Swear word-infused yelling, a torso bit in half here, a heart exploding there, but mostly a dry tale of underwater horror. Not to be confused with  The Evil Below, The Rift (Endless Descent), Lords of the Deep, Leviathan, and The Abyss, all of which had pretty much the same plot and came out the same year as DeepStar Six (1989).

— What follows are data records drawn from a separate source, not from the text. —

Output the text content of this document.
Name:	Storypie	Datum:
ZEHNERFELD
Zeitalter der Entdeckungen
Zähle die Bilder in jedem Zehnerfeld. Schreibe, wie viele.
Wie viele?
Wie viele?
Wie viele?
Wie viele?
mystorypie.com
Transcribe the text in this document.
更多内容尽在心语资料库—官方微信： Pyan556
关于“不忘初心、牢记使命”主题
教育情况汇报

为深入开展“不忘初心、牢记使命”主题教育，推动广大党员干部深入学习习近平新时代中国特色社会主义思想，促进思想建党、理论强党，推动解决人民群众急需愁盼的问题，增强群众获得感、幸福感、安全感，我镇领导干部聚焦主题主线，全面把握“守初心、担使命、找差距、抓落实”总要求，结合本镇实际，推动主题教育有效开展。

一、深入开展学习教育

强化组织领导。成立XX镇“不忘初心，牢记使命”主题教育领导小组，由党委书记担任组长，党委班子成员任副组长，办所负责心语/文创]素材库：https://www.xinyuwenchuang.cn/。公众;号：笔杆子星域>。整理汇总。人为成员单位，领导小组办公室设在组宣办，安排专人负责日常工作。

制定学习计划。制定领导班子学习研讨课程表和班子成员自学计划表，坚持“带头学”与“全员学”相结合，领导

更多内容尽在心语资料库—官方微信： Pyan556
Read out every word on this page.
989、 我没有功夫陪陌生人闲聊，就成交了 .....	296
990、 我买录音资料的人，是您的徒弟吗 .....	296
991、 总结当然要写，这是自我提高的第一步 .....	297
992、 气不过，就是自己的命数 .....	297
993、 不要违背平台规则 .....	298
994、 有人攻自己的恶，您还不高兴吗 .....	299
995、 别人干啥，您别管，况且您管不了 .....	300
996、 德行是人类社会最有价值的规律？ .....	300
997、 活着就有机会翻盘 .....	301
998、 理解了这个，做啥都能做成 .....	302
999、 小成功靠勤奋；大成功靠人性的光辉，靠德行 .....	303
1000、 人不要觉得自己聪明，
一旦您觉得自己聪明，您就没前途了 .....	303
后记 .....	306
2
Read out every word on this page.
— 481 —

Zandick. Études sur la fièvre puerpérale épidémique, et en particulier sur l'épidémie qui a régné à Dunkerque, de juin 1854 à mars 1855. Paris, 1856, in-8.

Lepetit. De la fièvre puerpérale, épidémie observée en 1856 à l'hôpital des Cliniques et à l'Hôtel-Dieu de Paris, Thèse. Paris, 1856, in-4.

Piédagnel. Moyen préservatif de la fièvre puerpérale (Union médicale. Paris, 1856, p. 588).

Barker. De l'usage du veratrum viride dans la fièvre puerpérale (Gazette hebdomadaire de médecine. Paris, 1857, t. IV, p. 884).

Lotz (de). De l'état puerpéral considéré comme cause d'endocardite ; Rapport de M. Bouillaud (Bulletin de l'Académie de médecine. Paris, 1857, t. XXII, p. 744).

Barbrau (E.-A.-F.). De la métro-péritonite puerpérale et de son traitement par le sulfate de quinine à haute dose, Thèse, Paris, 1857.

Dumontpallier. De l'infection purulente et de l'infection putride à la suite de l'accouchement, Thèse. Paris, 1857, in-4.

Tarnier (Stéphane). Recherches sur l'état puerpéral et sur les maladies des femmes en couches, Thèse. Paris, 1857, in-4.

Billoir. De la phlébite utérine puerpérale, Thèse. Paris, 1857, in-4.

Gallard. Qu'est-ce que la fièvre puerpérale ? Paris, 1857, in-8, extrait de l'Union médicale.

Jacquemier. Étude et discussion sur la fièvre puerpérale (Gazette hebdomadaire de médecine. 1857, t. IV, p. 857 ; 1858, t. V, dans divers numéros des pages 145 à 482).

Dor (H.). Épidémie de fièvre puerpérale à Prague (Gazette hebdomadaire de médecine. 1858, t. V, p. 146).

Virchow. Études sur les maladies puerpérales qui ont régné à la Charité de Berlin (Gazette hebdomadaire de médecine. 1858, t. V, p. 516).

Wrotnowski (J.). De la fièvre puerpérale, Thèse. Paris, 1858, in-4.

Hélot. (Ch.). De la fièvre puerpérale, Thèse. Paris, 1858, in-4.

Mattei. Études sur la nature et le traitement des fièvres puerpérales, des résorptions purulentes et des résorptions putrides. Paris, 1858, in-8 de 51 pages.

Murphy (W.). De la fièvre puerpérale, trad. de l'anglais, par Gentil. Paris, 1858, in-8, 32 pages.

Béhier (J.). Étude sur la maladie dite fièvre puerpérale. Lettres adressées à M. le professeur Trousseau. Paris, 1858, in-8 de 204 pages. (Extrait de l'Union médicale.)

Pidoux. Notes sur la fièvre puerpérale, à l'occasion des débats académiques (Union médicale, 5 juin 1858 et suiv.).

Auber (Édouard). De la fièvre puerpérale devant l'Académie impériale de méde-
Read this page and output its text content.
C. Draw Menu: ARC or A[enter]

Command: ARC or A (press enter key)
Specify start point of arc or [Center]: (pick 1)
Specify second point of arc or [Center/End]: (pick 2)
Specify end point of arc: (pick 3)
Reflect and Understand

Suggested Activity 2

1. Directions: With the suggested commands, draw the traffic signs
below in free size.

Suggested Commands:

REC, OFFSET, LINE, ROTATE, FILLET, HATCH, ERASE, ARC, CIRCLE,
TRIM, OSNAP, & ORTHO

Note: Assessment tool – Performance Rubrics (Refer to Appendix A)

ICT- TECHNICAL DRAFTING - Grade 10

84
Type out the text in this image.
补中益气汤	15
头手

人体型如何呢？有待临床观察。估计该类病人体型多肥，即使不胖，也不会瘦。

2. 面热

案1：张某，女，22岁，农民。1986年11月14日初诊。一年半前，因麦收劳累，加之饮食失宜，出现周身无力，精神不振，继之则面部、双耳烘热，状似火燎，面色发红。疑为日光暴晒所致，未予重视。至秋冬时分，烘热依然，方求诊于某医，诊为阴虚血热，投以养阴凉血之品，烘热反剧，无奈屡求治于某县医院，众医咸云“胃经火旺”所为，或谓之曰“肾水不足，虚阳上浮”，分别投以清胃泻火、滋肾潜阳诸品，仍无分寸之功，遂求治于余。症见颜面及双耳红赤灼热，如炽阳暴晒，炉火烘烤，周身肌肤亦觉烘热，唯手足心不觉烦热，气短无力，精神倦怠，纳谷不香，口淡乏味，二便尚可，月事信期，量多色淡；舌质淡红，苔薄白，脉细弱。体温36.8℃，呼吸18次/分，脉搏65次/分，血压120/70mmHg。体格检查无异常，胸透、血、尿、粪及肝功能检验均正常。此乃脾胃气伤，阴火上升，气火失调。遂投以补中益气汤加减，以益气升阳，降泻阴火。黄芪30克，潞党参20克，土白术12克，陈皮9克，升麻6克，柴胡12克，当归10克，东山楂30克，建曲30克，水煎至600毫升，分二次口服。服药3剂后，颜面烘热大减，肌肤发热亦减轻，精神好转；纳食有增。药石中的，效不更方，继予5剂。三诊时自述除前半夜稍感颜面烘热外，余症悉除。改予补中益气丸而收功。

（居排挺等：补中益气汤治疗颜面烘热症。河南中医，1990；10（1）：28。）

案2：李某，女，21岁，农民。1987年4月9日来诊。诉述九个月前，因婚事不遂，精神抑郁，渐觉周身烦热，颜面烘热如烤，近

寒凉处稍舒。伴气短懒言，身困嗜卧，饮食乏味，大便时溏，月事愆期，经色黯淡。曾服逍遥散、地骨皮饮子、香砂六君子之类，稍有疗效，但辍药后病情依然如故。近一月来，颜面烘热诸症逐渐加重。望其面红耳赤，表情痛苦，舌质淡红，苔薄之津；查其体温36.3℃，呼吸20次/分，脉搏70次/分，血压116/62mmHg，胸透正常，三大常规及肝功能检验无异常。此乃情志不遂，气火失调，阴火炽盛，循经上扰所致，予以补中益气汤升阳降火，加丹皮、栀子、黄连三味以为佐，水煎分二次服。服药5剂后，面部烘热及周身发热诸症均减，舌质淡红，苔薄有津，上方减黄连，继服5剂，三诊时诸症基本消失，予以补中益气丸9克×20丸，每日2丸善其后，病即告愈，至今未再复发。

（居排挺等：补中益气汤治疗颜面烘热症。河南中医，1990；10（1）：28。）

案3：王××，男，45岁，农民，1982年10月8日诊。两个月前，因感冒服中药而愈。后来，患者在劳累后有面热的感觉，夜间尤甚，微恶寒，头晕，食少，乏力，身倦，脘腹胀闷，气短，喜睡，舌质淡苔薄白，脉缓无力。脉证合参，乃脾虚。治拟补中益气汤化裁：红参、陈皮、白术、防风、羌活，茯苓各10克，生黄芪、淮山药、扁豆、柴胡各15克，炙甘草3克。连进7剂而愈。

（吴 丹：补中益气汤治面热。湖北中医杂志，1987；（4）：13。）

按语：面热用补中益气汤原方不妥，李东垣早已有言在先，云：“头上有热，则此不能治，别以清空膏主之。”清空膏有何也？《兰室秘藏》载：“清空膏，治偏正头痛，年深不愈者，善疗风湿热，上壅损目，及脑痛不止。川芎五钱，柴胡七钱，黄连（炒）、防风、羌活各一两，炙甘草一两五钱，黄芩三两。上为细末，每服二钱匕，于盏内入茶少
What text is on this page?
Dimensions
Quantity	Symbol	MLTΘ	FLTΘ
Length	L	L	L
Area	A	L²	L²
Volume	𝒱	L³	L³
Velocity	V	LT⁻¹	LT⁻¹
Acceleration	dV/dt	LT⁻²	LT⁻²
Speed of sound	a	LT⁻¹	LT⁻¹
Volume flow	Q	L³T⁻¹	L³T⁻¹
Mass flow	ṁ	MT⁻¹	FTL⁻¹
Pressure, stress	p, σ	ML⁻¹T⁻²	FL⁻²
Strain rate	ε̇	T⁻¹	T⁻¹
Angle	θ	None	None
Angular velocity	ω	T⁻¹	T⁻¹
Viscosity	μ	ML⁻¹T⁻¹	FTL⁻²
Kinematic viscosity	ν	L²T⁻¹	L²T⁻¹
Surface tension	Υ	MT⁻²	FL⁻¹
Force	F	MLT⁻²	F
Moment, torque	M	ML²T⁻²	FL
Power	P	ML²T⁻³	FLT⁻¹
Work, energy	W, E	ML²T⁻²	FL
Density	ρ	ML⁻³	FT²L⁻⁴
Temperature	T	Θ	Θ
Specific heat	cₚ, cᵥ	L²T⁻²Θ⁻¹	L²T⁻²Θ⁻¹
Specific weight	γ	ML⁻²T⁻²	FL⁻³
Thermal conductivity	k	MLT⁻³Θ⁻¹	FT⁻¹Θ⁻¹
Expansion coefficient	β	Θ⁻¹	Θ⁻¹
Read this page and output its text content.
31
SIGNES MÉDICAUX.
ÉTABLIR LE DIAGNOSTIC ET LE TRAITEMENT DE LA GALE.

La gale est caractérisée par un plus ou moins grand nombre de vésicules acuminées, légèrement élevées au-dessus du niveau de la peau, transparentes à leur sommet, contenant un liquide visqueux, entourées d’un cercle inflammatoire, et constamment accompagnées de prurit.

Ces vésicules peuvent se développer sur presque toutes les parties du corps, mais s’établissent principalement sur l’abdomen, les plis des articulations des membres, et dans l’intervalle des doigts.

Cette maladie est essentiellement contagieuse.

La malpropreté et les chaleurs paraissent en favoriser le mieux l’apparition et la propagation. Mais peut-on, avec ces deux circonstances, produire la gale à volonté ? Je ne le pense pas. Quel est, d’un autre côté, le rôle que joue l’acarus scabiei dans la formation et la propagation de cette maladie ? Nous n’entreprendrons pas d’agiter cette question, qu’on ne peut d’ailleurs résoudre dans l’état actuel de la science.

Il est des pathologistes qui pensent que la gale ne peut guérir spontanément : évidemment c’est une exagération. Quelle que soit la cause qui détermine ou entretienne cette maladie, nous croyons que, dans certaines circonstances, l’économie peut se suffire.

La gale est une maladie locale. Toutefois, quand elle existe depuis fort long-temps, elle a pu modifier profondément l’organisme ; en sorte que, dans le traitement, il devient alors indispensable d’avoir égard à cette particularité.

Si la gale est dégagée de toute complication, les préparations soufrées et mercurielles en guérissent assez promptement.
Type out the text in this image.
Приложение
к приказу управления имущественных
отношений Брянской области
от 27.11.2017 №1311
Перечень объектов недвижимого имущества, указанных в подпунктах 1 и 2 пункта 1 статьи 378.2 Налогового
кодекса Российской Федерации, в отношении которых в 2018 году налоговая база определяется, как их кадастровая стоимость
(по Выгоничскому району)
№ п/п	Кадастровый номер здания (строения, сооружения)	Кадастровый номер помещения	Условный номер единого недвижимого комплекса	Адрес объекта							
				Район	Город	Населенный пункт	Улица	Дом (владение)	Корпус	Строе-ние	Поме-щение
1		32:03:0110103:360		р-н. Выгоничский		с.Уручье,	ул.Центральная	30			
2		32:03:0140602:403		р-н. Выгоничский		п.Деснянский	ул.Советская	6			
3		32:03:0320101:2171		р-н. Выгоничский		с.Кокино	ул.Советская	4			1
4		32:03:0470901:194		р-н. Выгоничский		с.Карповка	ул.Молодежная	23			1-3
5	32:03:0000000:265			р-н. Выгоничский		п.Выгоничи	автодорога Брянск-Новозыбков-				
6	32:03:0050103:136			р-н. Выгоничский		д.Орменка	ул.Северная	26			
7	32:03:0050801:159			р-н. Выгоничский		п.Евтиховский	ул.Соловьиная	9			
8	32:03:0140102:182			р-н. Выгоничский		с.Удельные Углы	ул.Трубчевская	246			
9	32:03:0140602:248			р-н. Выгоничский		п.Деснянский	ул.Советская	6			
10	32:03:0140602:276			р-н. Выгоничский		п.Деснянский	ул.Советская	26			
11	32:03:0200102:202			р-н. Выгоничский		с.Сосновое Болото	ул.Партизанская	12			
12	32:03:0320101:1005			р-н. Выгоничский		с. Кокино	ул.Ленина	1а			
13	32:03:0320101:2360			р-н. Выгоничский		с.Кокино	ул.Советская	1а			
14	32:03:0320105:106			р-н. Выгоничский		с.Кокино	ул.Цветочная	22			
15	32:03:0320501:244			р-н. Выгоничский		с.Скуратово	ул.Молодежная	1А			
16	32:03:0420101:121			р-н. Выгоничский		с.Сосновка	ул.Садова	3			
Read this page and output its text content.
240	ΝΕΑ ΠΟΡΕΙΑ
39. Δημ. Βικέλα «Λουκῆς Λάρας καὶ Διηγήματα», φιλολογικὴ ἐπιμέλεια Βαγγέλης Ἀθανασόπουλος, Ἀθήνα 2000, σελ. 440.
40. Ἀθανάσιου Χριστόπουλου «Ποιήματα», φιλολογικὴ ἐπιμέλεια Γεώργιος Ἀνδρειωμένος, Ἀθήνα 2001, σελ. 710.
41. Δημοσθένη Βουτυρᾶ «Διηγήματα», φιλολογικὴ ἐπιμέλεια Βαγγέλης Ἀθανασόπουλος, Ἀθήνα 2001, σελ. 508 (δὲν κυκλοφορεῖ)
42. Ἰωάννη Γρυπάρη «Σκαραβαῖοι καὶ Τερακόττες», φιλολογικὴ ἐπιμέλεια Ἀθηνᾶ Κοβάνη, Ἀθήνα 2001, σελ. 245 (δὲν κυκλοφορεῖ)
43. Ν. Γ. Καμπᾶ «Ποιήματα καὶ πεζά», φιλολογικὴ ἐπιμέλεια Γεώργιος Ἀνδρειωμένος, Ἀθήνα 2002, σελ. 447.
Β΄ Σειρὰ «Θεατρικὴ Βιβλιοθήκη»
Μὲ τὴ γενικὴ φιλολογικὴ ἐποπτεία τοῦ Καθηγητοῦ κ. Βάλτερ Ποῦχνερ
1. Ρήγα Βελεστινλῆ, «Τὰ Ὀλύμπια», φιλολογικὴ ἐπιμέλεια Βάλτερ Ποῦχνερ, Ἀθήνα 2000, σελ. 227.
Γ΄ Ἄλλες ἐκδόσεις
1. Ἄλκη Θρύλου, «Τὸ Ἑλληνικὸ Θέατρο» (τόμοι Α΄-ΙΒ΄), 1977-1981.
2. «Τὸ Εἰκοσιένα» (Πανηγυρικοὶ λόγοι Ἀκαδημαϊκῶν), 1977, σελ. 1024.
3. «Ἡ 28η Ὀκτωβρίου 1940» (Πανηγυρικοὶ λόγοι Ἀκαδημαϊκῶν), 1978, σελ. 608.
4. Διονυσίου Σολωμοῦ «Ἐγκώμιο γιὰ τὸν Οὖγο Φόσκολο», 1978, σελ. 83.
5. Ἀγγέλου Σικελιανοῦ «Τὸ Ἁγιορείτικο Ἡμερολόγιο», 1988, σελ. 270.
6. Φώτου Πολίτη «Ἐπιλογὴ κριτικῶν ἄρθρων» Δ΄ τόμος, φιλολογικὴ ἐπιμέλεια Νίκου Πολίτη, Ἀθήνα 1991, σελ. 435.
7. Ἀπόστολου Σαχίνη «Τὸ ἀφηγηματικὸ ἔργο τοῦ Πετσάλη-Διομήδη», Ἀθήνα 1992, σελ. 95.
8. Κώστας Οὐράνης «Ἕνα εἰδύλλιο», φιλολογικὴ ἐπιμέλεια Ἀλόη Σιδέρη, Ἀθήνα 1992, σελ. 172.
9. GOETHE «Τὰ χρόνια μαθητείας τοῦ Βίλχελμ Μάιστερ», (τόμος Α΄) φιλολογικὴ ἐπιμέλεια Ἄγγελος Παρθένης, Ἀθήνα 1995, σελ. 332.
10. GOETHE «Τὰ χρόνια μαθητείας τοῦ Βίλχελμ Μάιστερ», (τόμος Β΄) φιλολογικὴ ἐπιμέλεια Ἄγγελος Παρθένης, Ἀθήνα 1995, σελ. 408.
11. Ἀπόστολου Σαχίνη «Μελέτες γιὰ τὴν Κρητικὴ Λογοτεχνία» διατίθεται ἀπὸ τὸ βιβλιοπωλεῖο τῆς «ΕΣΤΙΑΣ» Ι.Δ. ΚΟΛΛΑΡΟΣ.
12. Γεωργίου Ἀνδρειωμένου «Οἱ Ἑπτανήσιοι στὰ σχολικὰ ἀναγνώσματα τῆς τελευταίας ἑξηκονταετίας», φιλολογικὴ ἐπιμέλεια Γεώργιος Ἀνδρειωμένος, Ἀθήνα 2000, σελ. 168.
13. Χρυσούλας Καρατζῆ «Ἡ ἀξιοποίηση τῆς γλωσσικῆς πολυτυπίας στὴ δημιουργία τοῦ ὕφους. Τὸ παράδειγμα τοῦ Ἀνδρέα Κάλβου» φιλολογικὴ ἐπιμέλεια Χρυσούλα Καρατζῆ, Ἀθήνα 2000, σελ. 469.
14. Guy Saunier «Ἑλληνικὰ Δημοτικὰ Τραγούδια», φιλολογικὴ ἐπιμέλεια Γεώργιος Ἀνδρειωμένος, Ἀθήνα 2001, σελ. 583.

Hollywood needs a new lifeguard. 

Weirdo Russian Sci-Fi

Posted in Evil, Fantasy, Foreign Horror, Science Fiction with tags , , , , , , , on February 18, 2014 by Drinkin' & Drive-in

Day Watch

Day Watch (2006) (also known as Night Watch 2: The Chalk of Fate), is the Russian sequel to the sci-fi fantasy hit Night Watch (2004) and is as equally as confusing. (I just don’t get sub-titles, man.)

Day Watch

There’s this guy Anton, who is a modern day enlistee in the war between Light and Darkness. He possesses some sort of power to tip the balance of power. Shut up, that was not redundant.

Day Watch

Zavulon is the cheesy named leader of the Dark Others. Anton (his name’s OK) and the good powers of Night needs to get his son Yegor (gonna get beaten up on the playground with a name like that), who is the wild card in this battle, and who Zavulon has all but recruited. Yegor has been f-ing things up as he’s already chosen which team he’d rather play destiny volleyball for.

Day Watch

Bookending all of the above is cars driving across the sides of buildings, an apocalyptic war, snow where there should be no snow, and Anton being able to take over a female body (makes dating a whole lot easier).

Day Watch

Yegor has daddy issues, which paints Anton into a surreal corner, where the forces of Light and Dark meet, greet and dish out defeat. There’s way more to it than that, but I lost track 20 minutes in and just decided to stare slack-jawed for the rest of the movie instead of taking notes. Hey, I freakin’ tried, man.

Russian Ghosts

Posted in Classic Horror, Evil, Ghosts with tags , , , , , , , on January 5, 2014 by Drinkin' & Drive-in

The Abandoned

Inheriting the farm house (which is roughly the size of The Shining’s Overlook Hotel’s guest parking garage), a woman with a checkered past travels to Russia to inspect the property. But she doesn’t want the house that hasn’t been lived in for forty years as it will need about 500 coats of paint and a serious exorcising. But she’s seeking information on her knife-perforated mom – and coming “home” seems a good place to start. At first.

The Abandoned

Twin doppelgangers roam the house and look to be in grievous disrepair. And whatever you do to them happens to you. Hence, the hole in the man’s leg when he shoots his flesh-torn twin in the femur region.

The Abandoned

As the clock nears midnight, what happened in the house all those reverse years ago begins to replay itself: The dad comes home from work, perforates mom with a knife and takes the newborns out to the barn where hideous and hungry black pigs live. At this point you better have a strong stomach. The next few minutes are flinchy ones, but you have to keep watching if you wanna know more about the care and feeding of hideous black pigs in case you ever buy some at the mall.

The Abandoned

The ghosts, looking downright spooky, are getting closer to achieving their goal. I’d tell you what that is, but then those ghosts would probably get me. The Abandoned (2006) takes a while to build up steam, but the final scene is very tasty – like a big plate of black pig bacon.